Is there one START_KERNEL_map segment for each vcpu? Are their FileSiz/MemSiz
values all the same?
Thanks for pointing this problem. I update the qemu side's patch:
The guest is in first kernel(vcpu: 4):
# readelf /tmp/vm2.save -l| grep 0xffffffff8
LOAD 0x000000000100f360 0xffffffff81000000 0x0000000001000000
The guest is in the second kernel(vcpu: 4)

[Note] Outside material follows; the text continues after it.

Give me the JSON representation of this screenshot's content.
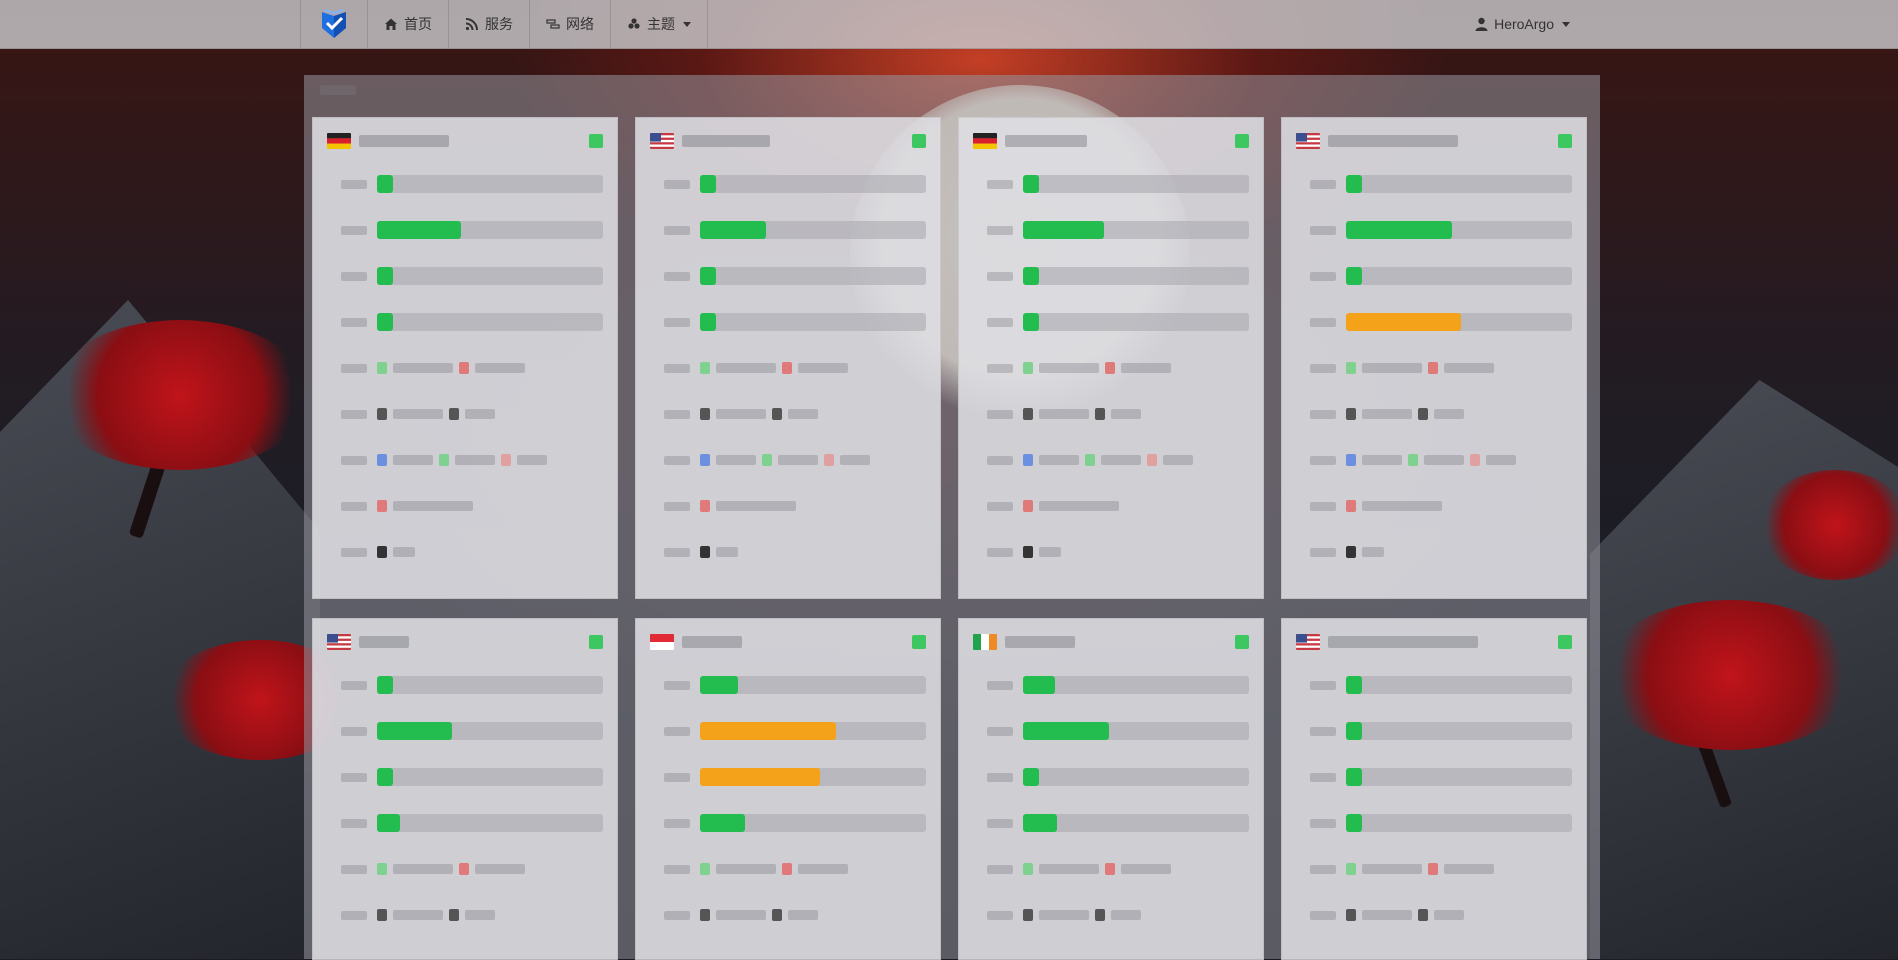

# readelf /tmp/vm2.save2 -l| grep 0xffffffff8
LOAD 0x000000000100eb10 0xffffffff81000000 0x0000000001000000
LOAD 0x000000000400eb10 0xffffffff81000000 0x0000000004000000
The guest is in the second kernel(vcpu: 1)
[root@ghost ~]# readelf /tmp/vm2.save3 -l| grep 0xffffffff8
LOAD 0x0000000004001cfc 0xffffffff81000000 0x0000000004000000
> The guest is in the second kernel(vcpu > 1)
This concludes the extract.